Dans les années 90, les industriels bourguignons connurent un problème d’approvisionnement avec la graine de moutarde Canadienne. En effet, à cette époque les canadiens firent le choix de privilégier la culture de la moutarde blanche pour faire de l’huile délaissant la production de moutarde brune utilisée par les industriels. Ce choix contribua à diminuer la source d’approvisionnement et à augmenter le prix à la tonne de la moutarde brune. En effet, cette matière première devenant rare, le jeu de l’offre et de la demande, conduisit à cette augmentation. De plus, à cette même période les industriels firent face à des problèmes d’acheminement de la graine de moutarde canadienne transportée en cargo puis en camion en raison des grèves à répétitions des routiers français dans les années 90.  Pour faire face à ces difficultés, les industriels souhaitèrent avoir différentes sources d’approvisionnement en graines de moutarde afin d’assurer la pérennité de leur activité.

 

Le choix de la production locale de la graine de moutarde apparut comme une évidence et ils se tournèrent vers les acteurs de la filière agricole. Toutefois, la tradition de la culture de la moutarde en Bourgogne avait été oubliée et les agriculteurs bourguignons n’avaient plus ni le matériel végétal ni les connaissances pour cultiver la moutarde brune. Il a donc fallu mettre en place un programme de relance de la culture de moutarde en Bourgogne impliquant les industriels, les producteurs, les organismes stockeurs et la recherche publique. 

 

Programme de relance de la culture de moutarde en Bourgogne

 

En 1986, un enseignant chercheur de l’ENITA s’intéresse à la plante moutarde (tableau 3). Sur la base de ses travaux, une collaboration s’établit entre l’ANITA et AMORA Maille pour développer un programme de sélection de la moutarde brune. Le CETIOM  (Centre Technique Interprofessionnel des Oléagineux) fournit son soutien pour les études agronomiques.

 

1986 : Un enseignant-chercheur de l’ENITA s’intéresse à la plante de moutarde (étude de la plante)

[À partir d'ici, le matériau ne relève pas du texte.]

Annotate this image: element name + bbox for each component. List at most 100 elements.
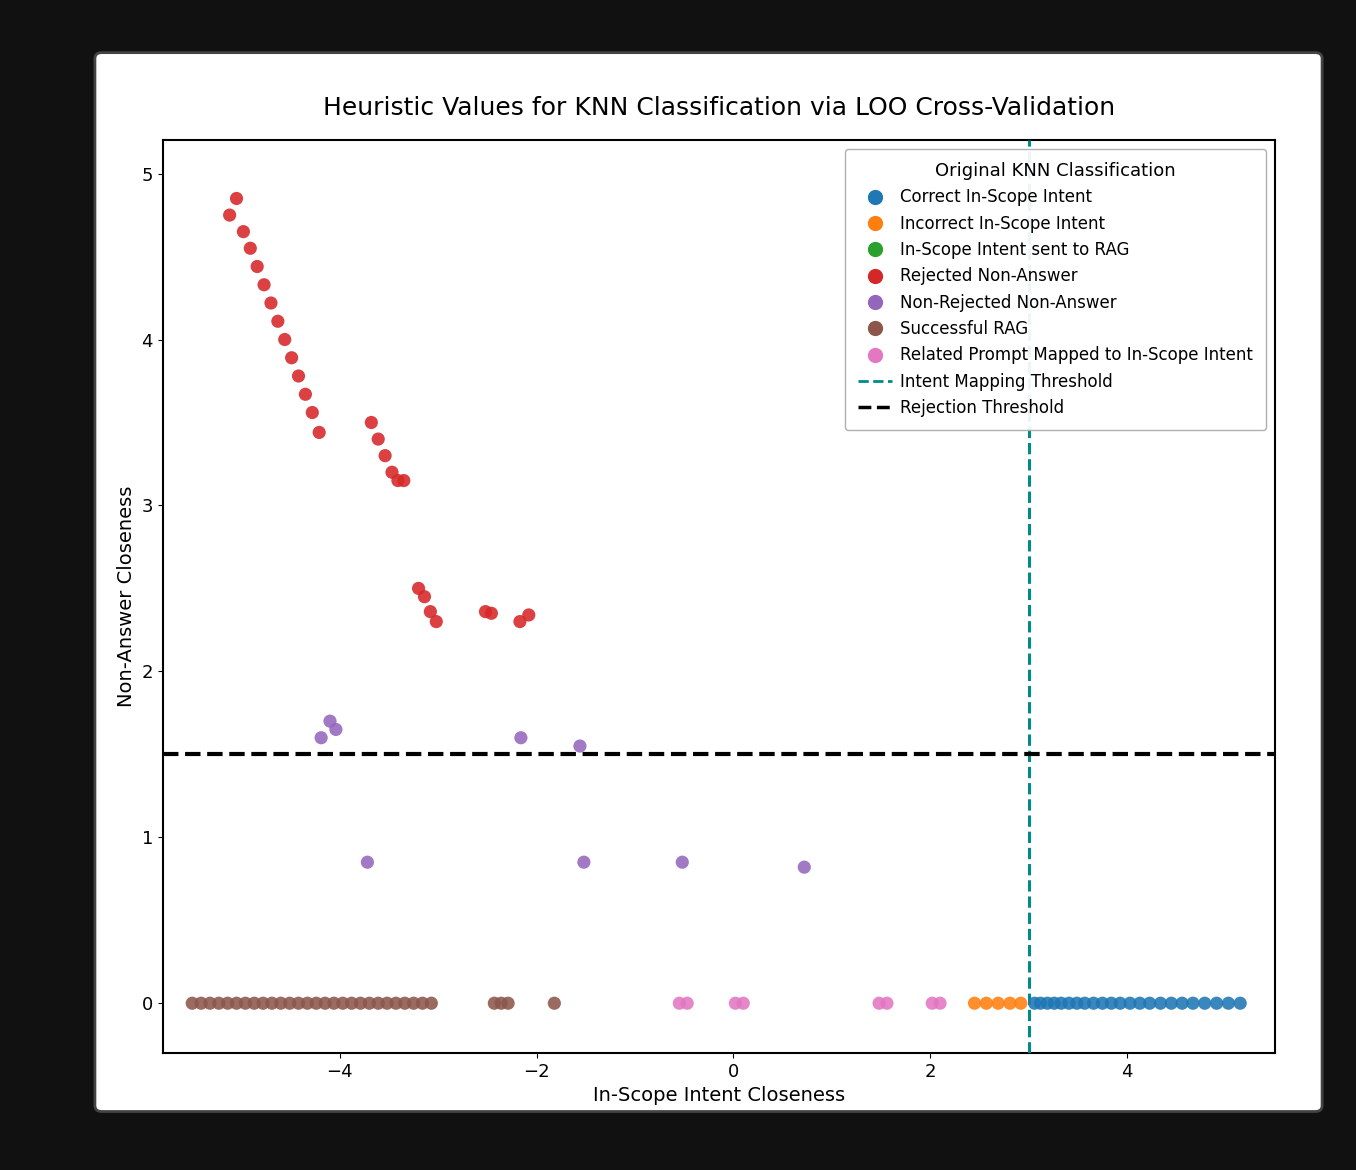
Point [1109,993,1131,1012]
Point [225,993,247,1012]
Point [274,330,296,349]
Point [480,604,502,622]
Point [964,993,986,1012]
Point [279,993,301,1012]
Point [305,993,327,1012]
Point [190,993,212,1012]
Point [868,993,890,1012]
Point [262,993,283,1012]
Y-axis label: Non-Answer Closeness: Non-Answer Closeness [117,486,136,708]
Point [287,366,309,385]
Point [386,472,408,490]
Point [1130,993,1151,1012]
Point [1139,993,1161,1012]
Point [1058,993,1079,1012]
Title: Heuristic Values for KNN Classification via LOO Cross-Validation: Heuristic Values for KNN Classification … [323,96,1115,121]
Point [235,993,256,1012]
Point [921,993,942,1012]
Point [669,993,690,1012]
Point [1119,993,1140,1012]
Point [297,993,319,1012]
Point [544,993,565,1012]
Point [1161,993,1182,1012]
Point [975,993,997,1012]
Point [1150,993,1172,1012]
Point [987,993,1009,1012]
Point [294,385,316,404]
Point [393,472,415,490]
Point [340,993,362,1012]
Point [217,993,239,1012]
Point [254,275,275,294]
Legend: Correct In-Scope Intent, Incorrect In-Scope Intent, In-Scope Intent sent to RAG,: Correct In-Scope Intent, Incorrect In-Sc… [845,149,1267,431]
Point [1172,993,1193,1012]
Point [403,993,424,1012]
Point [315,993,336,1012]
Point [1182,993,1204,1012]
Point [281,349,302,367]
Point [233,222,255,241]
Point [367,993,389,1012]
Point [1230,993,1252,1012]
Point [491,993,513,1012]
Point [358,993,380,1012]
Point [240,239,262,257]
Point [225,190,247,208]
Point [1092,993,1113,1012]
Point [199,993,221,1012]
Point [420,993,442,1012]
Point [247,257,268,276]
Point [1043,993,1064,1012]
Point [376,993,397,1012]
Point [381,463,403,482]
Point [484,993,506,1012]
Point [1036,993,1058,1012]
Point [1082,993,1104,1012]
Point [361,413,382,432]
Point [1066,993,1088,1012]
Point [182,993,203,1012]
Point [350,993,372,1012]
Point [671,853,693,872]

1990 : Collaboration ENITA/AMORA MAILLE ; recrutement d’un technicien pour initier un programme de sélection sur la moutarde brune (identification et étude des caractères d’une collection de 200 lignées, fixation des lignées par autofécondations)

1991: appui du CETIOM pour les études agronomiques (essai densités x dates de semis, évaluation du potentiel de quelques lignées avec des témoins Canadiens)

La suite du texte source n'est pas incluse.